Throughout Cuba and, in particular, in Havana, schools had to be converted into isolation centers, blocks and communities had to be quarantined, doctors and students concentrated on the screening and care of the sick and suspects, and only the essentials for the economy had to function. Even in the hardest moments―during the outbreak that affected the capital last September―the epidemic forced the imposition of a curfew and closing the city tightly until the figures began to improve. And although today the official statistics show a different picture from months ago and other provinces now bear the sad condition of the epicenter of COVID-19, the disease is still lurking, attentive to the slightest oversight.

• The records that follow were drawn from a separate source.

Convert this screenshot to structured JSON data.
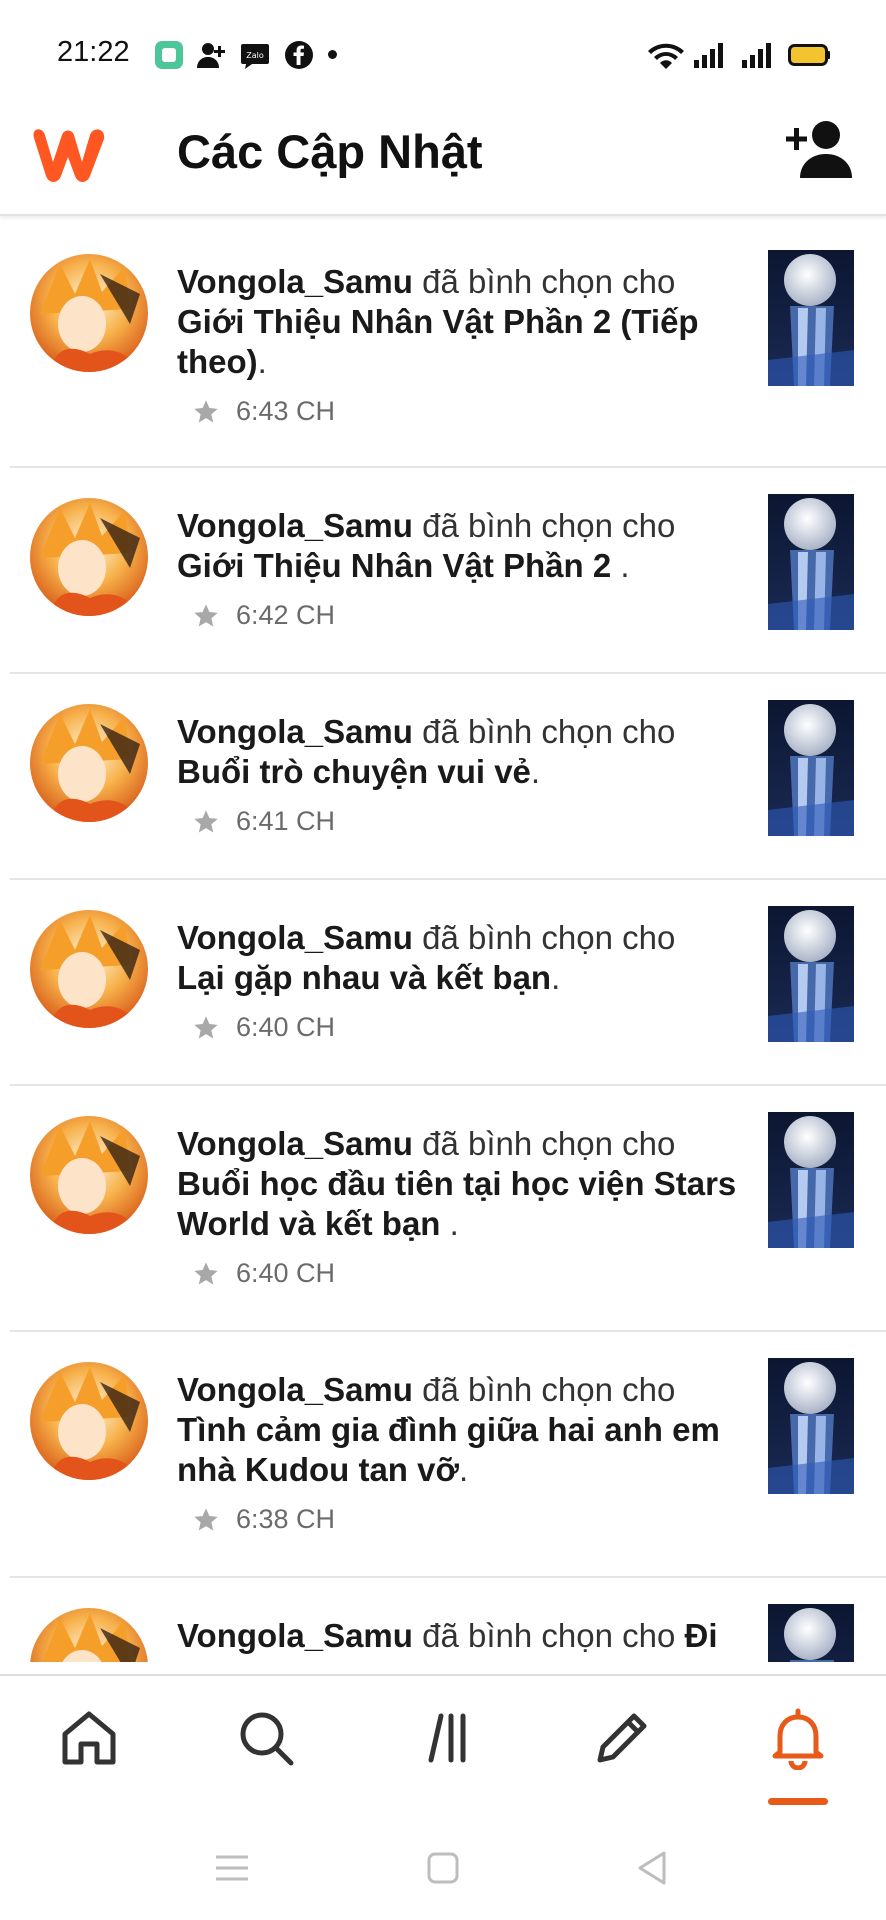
{
  "status": {
    "time": "21:22",
    "icons": [
      "app-icon",
      "add-contact-icon",
      "zalo-icon",
      "facebook-icon",
      "notification-dot",
      "wifi-icon",
      "signal-icon",
      "signal-icon",
      "battery-icon"
    ]
  },
  "header": {
    "title": "Các Cập Nhật",
    "logo_icon": "wattpad-logo",
    "action_icon": "add-user-icon"
  },
  "colors": {
    "accent": "#e85a1a",
    "text": "#111111",
    "meta": "#6b6b6b",
    "divider": "#e6e6e6"
  },
  "feed": {
    "items": [
      {
        "user": "Vongola_Samu",
        "action": "đã bình chọn cho",
        "story": "Giới Thiệu Nhân Vật Phần 2 (Tiếp theo)",
        "end": ".",
        "time": "6:43 CH"
      },
      {
        "user": "Vongola_Samu",
        "action": "đã bình chọn cho",
        "story": "Giới Thiệu Nhân Vật Phần 2 ",
        "end": ".",
        "time": "6:42 CH"
      },
      {
        "user": "Vongola_Samu",
        "action": "đã bình chọn cho",
        "story": "Buổi trò chuyện vui vẻ",
        "end": ".",
        "time": "6:41 CH"
      },
      {
        "user": "Vongola_Samu",
        "action": "đã bình chọn cho",
        "story": "Lại gặp nhau và kết bạn",
        "end": ".",
        "time": "6:40 CH"
      },
      {
        "user": "Vongola_Samu",
        "action": "đã bình chọn cho",
        "story": "Buổi học đầu tiên tại học viện Stars World và kết bạn ",
        "end": ".",
        "time": "6:40 CH"
      },
      {
        "user": "Vongola_Samu",
        "action": "đã bình chọn cho",
        "story": "Tình cảm gia đình giữa hai anh em nhà Kudou tan vỡ",
        "end": ".",
        "time": "6:38 CH"
      },
      {
        "user": "Vongola_Samu",
        "action": "đã bình chọn cho",
        "story": "Đi",
        "end": "",
        "time": ""
      }
    ]
  },
  "bottom_nav": {
    "items": [
      "home-icon",
      "search-icon",
      "library-icon",
      "write-icon",
      "notifications-icon"
    ],
    "active": "notifications-icon"
  },
  "system_nav": {
    "items": [
      "menu-icon",
      "home-square-icon",
      "back-icon"
    ]
  }
}
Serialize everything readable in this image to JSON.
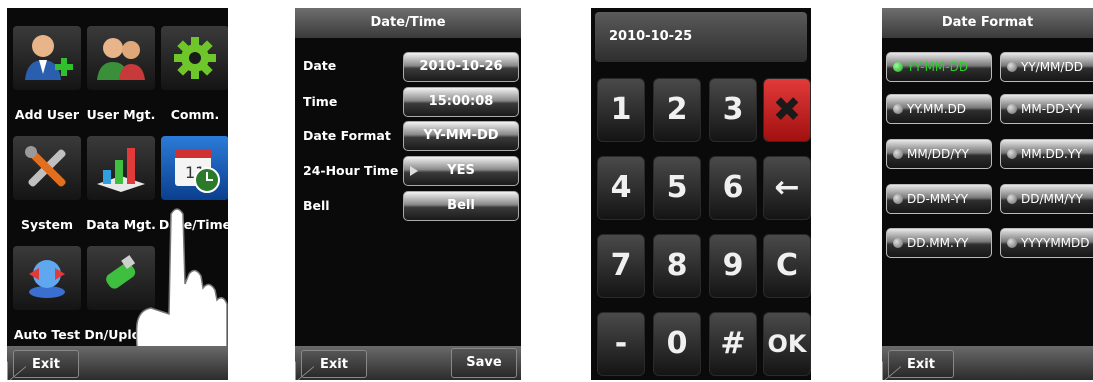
{
  "menu": {
    "tiles": [
      {
        "label": "Add User",
        "icon": "add-user-icon"
      },
      {
        "label": "User Mgt.",
        "icon": "user-management-icon"
      },
      {
        "label": "Comm.",
        "icon": "communication-gear-icon"
      },
      {
        "label": "System",
        "icon": "system-tools-icon"
      },
      {
        "label": "Data Mgt.",
        "icon": "data-management-chart-icon"
      },
      {
        "label": "Date/Time",
        "icon": "calendar-clock-icon"
      },
      {
        "label": "Auto Test",
        "icon": "auto-test-icon"
      },
      {
        "label": "Dn/Upload",
        "icon": "usb-drive-icon"
      }
    ],
    "exit_label": "Exit"
  },
  "datetime": {
    "title": "Date/Time",
    "rows": [
      {
        "label": "Date",
        "value": "2010-10-26"
      },
      {
        "label": "Time",
        "value": "15:00:08"
      },
      {
        "label": "Date Format",
        "value": "YY-MM-DD"
      },
      {
        "label": "24-Hour Time",
        "value": "YES"
      },
      {
        "label": "Bell",
        "value": "Bell"
      }
    ],
    "exit_label": "Exit",
    "save_label": "Save"
  },
  "keypad": {
    "display": "2010-10-25",
    "keys": [
      "1",
      "2",
      "3",
      "✖",
      "4",
      "5",
      "6",
      "←",
      "7",
      "8",
      "9",
      "C",
      "-",
      "0",
      "#",
      "OK"
    ]
  },
  "dateformat": {
    "title": "Date Format",
    "options": [
      "YY-MM-DD",
      "YY/MM/DD",
      "YY.MM.DD",
      "MM-DD-YY",
      "MM/DD/YY",
      "MM.DD.YY",
      "DD-MM-YY",
      "DD/MM/YY",
      "DD.MM.YY",
      "YYYYMMDD"
    ],
    "selected": "YY-MM-DD",
    "exit_label": "Exit"
  },
  "colors": {
    "selected_option": "#2bd12b",
    "delete_key": "#d42020",
    "date_time_tile": "#1a5fbf"
  }
}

Today Havana is going through the recuperative stage, experiencing a new normality that has made children return to schools, buses to the streets, customers to shops, cafes and restaurants, and even regular flights to José Martí International Airport.

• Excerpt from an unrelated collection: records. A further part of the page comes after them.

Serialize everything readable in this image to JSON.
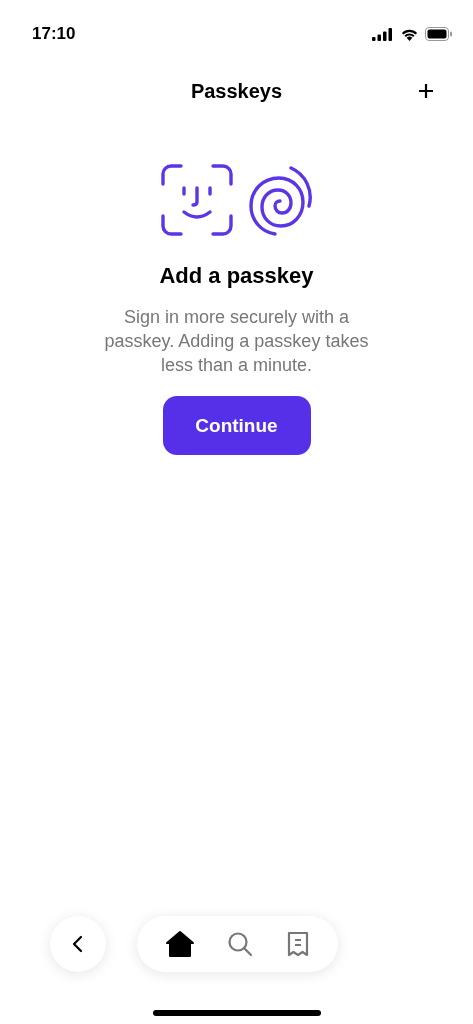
{
  "status_bar": {
    "time": "17:10"
  },
  "header": {
    "title": "Passkeys"
  },
  "empty_state": {
    "heading": "Add a passkey",
    "description": "Sign in more securely with a passkey. Adding a passkey takes less than a minute.",
    "button": "Continue"
  },
  "tab_bar": {
    "items": [
      {
        "kind": "home",
        "selected": true
      },
      {
        "kind": "search",
        "selected": false
      },
      {
        "kind": "receipt",
        "selected": false
      }
    ]
  }
}
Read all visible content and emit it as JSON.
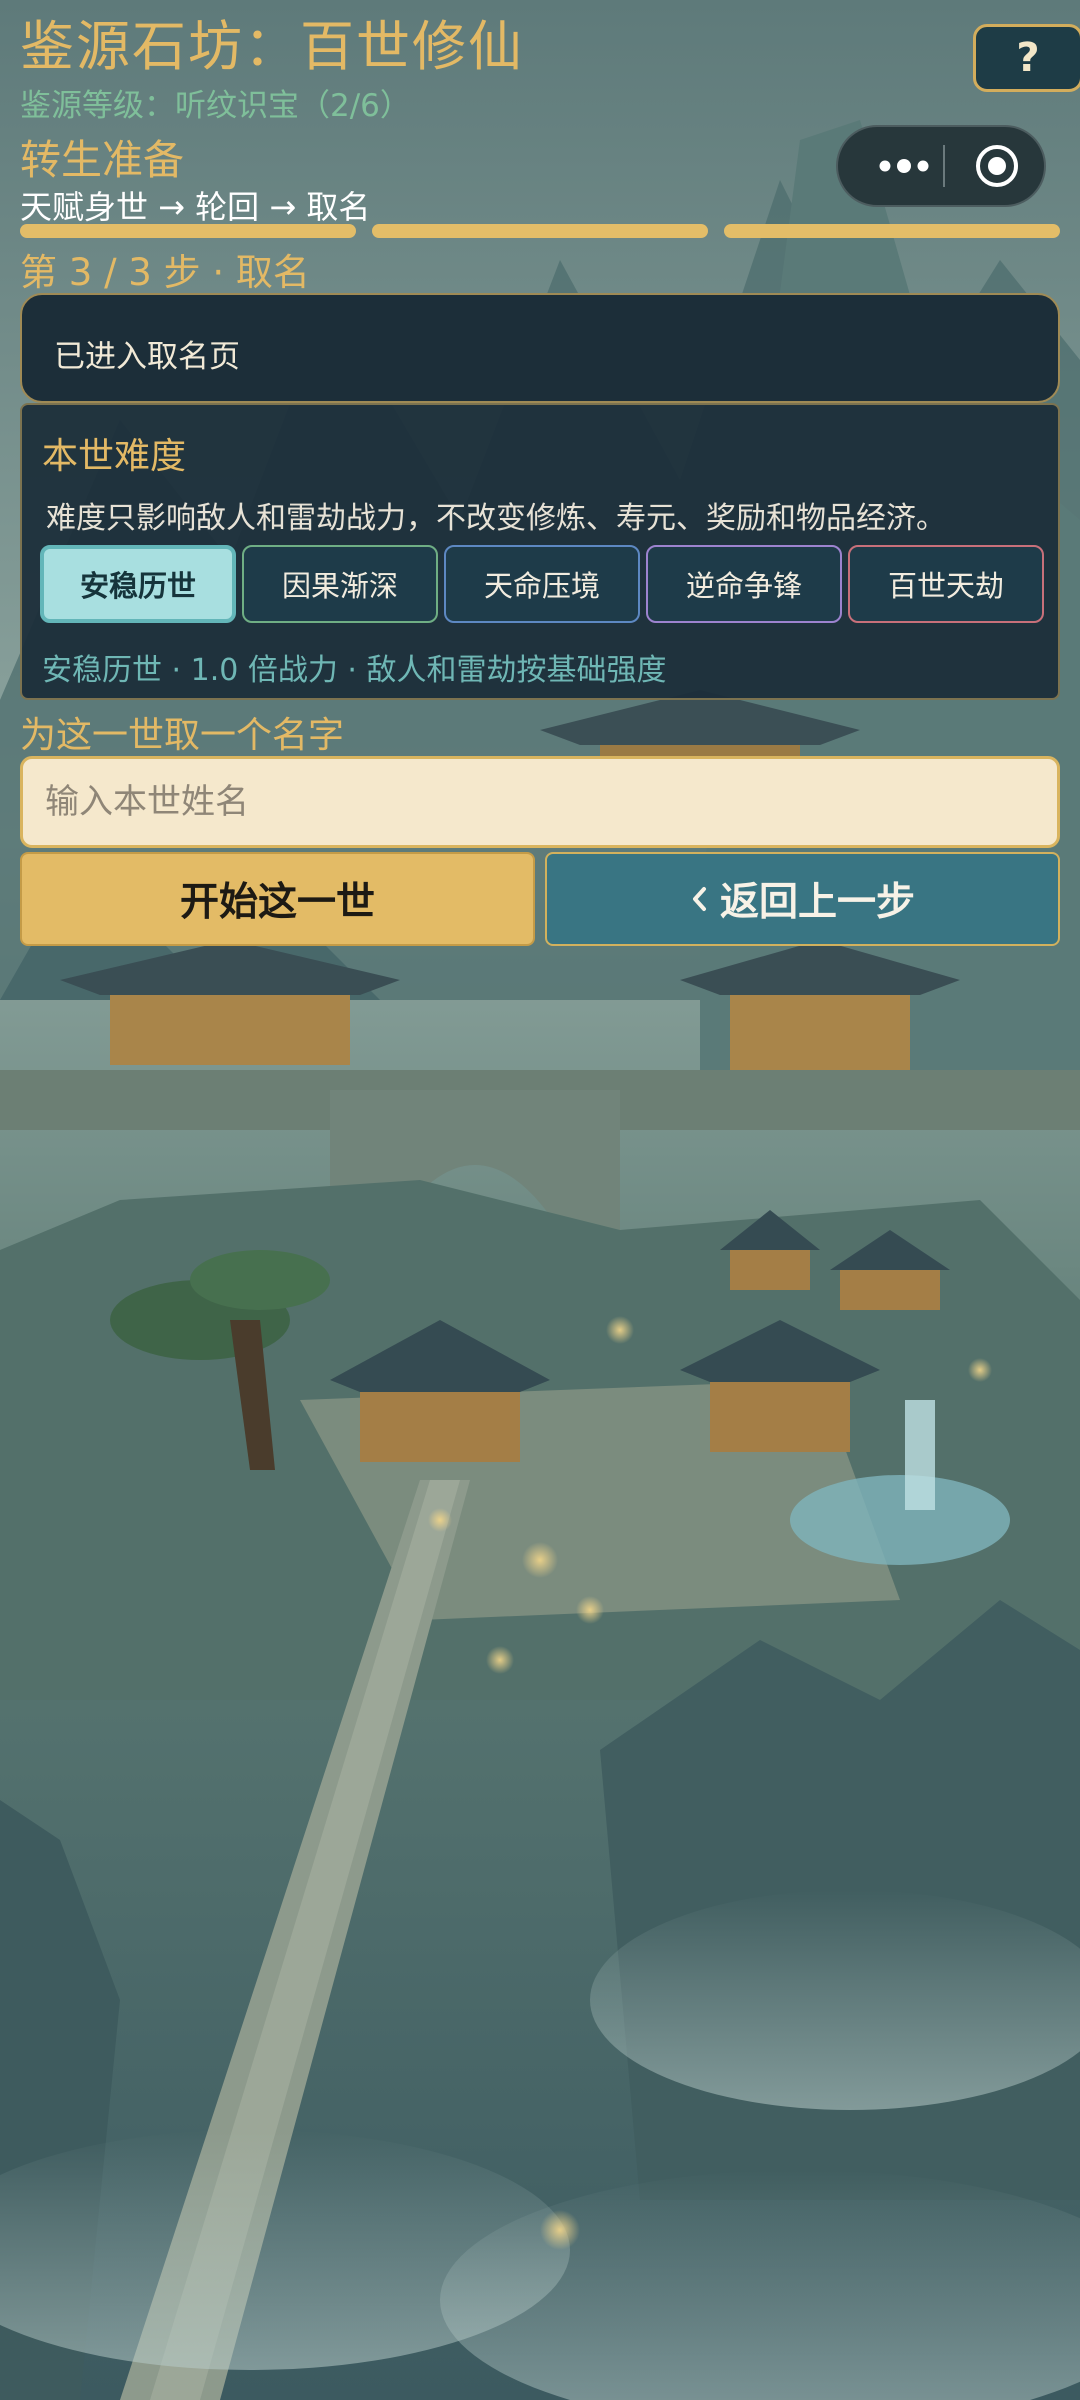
{
  "header": {
    "game_title": "鉴源石坊：百世修仙",
    "rank_line": "鉴源等级：听纹识宝（2/6）",
    "help_label": "?"
  },
  "reincarnation": {
    "section_title": "转生准备",
    "breadcrumb": "天赋身世 → 轮回 → 取名",
    "progress_steps_filled": 3,
    "progress_steps_total": 3,
    "step_label": "第 3 / 3 步 · 取名"
  },
  "notice": {
    "text": "已进入取名页"
  },
  "difficulty": {
    "title": "本世难度",
    "description": "难度只影响敌人和雷劫战力，不改变修炼、寿元、奖励和物品经济。",
    "options": [
      {
        "label": "安稳历世",
        "border_color": "#63b6b9",
        "selected": true
      },
      {
        "label": "因果渐深",
        "border_color": "#6fae84",
        "selected": false
      },
      {
        "label": "天命压境",
        "border_color": "#5d88c2",
        "selected": false
      },
      {
        "label": "逆命争锋",
        "border_color": "#9d83cf",
        "selected": false
      },
      {
        "label": "百世天劫",
        "border_color": "#c8707a",
        "selected": false
      }
    ],
    "summary": "安稳历世 · 1.0 倍战力 · 敌人和雷劫按基础强度"
  },
  "naming": {
    "label": "为这一世取一个名字",
    "value": "",
    "placeholder": "输入本世姓名"
  },
  "actions": {
    "start_label": "开始这一世",
    "back_label": "返回上一步",
    "back_icon": "chevron-left-icon"
  },
  "colors": {
    "gold": "#e3b965",
    "panel": "#1c2e39",
    "start_button": "#e3bb66",
    "back_button": "#397583"
  }
}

The pandemic, however, is not over, and therefore the celebrations for the 501 years of the capital are different. For this reason and also because in the midst of the shadows of the coronavirus the city lost its most illustrious son, its most consecrated historian, the man who did the most to rescue its stones and its memory, its new anniversary has been dedicated to him.
Loyal to Leal, to her beloved Eusebio, as defended by the communication campaign of the Office of the Historian of the City, Havana has again walked around the ceiba of the Templete and has once again dressed its best colors, in a break from its struggle against the pandemic. He has once again taken the white sheets to her balconies, she has opened her doors and windows to the sea breeze, and she has rekindled her utopias and sleepless nights.
And as the survivor that she is, the unbeatable and joyful and hopeful, she has once again prayed to all her deities for the future and for life, so that they can heal old wounds once and for all or, at least, not suffer from new ones, while she waits, with her hands ready and her feet on the ground, for the storm clouds of disease to at last disappear from the horizon.